What is your perspective on the state of the country's stock market compared to those of neighbouring countries?
Last year, the stock market performed very well, with the All Share Index (ALSI) growing by over 30 percent, indicating strong stock value growth. Notable performers included MTN, Umeme, and several banks. In comparison to other East African markets, our stock market ranked second in performance.
However, this year, we anticipate the delisting of Umeme, which may impact market turnover.
Despite this, we remain optimistic that overall stock market performance will not be significantly affected, as we expect continued capital gains from well-performing companies and a stable economy.
Inflation remains a concern, especially during election years when market liquidity tends to increase, potentially triggering inflation. However, the Central Bank has effective tools, such as adjusting the Central Bank Rate (CBR), to manage inflation by tightening liquidity and making borrowing more expensive.
With the recent listing of MTN and Airtel on the stock exchange, many Ugandans may be hesitant to invest in stocks. What are your thoughts?
Ugandans need to look at the portfolio. You know the adage: Do not put all your eggs in one basket! So, most Ugandans, when they think about investment, think about land. When they want to become sophisticated, they go into bonds, but there are several companies offering unit trusts, which might also be a bond in the background or an equity in the background.
Then, equity becomes another opportunity. If then you got your portfolio, you have been able to build as a person; it is good to build real estate (a house or rentals); the other thing you would like to have is a little bit of equities—which equities give you long-term growth and also protect you against inflation because these are companies that are doing business—they can increase their prices, and therefore their returns to their shareholders increase through dividends and also through capital appreciation.
For any Ugandan, start on your investment journey. Look at it as if you are building your portfolio not only with real estate but also including equities because it gives you something else. It also includes bonds because it gives you a little bit of liquidity, but it also gives you a little bit of regular cash, especially if you are in a place where you are not getting regular cash.
If you have your real estate for the long haul and inflation, have your equities for the capital appreciation of the companies that are working for you, and have a little bit of bonds so that you can get cash because it comes if you are getting what we call coupons, they come twice a year, and therefore, if you have good maturity of bonds, you can have cash throughout the year to support you.

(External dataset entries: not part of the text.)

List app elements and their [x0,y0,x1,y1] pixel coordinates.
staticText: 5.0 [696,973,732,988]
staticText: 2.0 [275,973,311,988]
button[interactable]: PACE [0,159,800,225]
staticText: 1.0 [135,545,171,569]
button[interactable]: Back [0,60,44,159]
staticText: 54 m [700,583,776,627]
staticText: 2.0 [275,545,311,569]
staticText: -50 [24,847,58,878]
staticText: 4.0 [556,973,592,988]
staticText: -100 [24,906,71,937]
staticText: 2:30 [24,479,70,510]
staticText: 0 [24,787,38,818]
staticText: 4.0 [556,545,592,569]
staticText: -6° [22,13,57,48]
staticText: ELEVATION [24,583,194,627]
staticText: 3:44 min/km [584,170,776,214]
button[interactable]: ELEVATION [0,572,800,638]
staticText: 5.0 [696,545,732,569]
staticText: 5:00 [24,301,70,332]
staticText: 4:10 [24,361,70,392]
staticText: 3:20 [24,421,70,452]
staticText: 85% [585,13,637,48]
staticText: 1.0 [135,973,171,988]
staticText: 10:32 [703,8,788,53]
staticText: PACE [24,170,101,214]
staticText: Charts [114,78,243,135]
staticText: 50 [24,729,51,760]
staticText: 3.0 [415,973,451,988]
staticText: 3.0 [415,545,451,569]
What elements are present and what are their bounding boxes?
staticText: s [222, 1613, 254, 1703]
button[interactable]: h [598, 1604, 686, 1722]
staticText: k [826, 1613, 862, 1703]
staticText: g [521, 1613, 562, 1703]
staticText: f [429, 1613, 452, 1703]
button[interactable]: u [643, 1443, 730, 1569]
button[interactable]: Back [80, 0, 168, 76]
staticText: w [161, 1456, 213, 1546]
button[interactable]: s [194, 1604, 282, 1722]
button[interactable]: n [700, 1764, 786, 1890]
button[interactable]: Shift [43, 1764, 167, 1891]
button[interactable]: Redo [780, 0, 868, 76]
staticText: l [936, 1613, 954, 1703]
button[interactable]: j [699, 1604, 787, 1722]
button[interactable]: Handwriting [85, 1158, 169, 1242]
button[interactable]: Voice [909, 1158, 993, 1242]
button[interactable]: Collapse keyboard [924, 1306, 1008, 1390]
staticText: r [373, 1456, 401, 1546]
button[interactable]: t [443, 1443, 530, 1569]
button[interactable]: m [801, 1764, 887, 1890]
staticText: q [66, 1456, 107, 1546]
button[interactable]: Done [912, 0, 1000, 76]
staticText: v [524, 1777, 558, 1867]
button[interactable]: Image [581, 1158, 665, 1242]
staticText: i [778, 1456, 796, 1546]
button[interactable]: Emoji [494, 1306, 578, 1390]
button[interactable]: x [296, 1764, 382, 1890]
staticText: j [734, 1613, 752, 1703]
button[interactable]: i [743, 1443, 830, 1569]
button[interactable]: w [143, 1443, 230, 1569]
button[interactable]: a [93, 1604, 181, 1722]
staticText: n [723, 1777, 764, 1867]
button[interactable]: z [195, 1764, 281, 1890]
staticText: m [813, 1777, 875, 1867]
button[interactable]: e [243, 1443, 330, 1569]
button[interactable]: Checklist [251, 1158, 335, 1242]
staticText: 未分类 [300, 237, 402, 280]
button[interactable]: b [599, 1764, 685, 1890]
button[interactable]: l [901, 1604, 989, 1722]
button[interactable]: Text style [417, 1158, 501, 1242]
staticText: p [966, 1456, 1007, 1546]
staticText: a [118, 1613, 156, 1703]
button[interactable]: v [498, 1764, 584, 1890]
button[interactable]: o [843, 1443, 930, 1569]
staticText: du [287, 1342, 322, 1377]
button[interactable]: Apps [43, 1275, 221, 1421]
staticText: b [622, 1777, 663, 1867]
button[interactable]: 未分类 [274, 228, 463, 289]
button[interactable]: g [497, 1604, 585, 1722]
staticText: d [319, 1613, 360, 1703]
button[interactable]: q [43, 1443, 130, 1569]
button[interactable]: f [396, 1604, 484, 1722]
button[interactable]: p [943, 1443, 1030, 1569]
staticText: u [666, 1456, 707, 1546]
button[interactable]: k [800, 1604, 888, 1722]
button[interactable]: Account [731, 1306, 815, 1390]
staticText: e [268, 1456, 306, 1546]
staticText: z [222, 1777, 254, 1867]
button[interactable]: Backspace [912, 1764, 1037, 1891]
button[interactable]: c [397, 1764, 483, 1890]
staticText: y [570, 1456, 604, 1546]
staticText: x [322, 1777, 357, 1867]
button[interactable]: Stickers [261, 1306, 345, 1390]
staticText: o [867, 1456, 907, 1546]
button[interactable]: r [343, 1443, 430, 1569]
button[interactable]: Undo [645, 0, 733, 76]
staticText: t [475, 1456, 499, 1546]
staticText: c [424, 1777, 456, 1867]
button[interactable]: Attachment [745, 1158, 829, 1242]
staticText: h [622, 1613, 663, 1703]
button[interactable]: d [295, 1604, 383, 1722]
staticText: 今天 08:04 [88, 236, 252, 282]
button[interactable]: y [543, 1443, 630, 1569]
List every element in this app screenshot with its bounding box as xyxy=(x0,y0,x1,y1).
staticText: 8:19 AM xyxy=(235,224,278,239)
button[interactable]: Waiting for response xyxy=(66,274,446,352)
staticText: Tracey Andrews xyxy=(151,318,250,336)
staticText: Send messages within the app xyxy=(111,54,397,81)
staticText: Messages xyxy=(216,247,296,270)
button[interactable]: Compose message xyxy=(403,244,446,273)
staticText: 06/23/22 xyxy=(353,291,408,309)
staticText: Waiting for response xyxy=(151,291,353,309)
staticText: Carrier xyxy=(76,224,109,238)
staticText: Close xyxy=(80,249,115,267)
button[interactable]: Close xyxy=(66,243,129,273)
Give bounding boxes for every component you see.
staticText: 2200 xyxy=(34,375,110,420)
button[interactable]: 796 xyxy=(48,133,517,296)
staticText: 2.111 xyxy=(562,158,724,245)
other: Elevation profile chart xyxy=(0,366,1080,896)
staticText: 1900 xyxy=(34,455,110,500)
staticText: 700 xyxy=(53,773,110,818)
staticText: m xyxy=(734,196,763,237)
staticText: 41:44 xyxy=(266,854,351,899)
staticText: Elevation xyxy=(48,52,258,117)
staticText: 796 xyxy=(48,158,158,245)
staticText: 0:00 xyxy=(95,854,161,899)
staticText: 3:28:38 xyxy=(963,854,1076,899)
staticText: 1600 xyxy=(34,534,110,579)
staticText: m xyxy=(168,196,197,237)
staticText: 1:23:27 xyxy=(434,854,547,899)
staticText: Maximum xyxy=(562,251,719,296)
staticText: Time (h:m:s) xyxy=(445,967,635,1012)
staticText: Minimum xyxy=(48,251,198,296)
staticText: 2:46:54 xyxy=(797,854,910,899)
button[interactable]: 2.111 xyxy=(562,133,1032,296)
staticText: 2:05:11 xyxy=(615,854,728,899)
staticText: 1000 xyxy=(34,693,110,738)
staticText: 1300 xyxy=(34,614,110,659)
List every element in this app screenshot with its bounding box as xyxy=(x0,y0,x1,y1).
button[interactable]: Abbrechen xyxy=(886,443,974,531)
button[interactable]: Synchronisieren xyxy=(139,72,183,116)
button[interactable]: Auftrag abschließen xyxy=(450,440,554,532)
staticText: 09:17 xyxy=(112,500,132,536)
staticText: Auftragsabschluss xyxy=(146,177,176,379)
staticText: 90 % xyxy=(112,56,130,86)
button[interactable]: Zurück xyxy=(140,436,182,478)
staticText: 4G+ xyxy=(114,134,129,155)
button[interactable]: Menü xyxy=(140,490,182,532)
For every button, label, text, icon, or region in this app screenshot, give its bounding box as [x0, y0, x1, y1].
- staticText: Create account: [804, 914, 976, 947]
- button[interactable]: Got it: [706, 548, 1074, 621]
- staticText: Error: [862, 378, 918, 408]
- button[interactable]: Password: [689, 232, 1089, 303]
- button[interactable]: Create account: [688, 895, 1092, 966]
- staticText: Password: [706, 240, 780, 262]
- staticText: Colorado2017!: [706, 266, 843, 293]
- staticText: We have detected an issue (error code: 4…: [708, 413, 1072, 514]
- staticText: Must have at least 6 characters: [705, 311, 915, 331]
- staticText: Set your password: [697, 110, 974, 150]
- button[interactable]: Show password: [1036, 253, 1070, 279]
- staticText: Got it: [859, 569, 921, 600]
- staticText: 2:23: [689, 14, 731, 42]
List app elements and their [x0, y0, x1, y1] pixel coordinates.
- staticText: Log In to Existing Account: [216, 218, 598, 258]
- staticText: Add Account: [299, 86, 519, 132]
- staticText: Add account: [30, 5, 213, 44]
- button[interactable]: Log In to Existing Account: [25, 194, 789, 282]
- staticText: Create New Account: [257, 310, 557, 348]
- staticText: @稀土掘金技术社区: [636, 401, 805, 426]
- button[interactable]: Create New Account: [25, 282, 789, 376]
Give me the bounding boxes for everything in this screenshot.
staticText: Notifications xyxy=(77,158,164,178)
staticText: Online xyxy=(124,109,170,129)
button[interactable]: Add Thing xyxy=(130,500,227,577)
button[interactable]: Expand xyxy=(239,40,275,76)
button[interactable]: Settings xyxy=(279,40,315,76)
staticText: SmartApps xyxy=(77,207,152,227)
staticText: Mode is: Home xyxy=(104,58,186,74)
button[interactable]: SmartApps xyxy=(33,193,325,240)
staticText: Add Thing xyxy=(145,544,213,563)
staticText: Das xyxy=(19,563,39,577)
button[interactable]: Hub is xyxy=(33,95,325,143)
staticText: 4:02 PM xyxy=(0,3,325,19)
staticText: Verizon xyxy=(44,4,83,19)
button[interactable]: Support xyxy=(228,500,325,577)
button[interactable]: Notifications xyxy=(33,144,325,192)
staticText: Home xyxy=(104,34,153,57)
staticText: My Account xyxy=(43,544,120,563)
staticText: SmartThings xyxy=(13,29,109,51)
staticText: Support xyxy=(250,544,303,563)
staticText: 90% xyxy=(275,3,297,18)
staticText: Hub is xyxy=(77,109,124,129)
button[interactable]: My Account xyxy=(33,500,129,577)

What are your final remarks regarding investment and this being an election year?
To the investor, do not put all your eggs in one basket. Real estate is great, but diversify: Get a bit of bonds and equity in your portfolio. In an election year, there is a possibility and high risk of inflation. Therefore, you don’t want to have a lot of your money in the bond because it is directly hit by inflation. You would like to put some of your money in equity and real estate to cover yourself.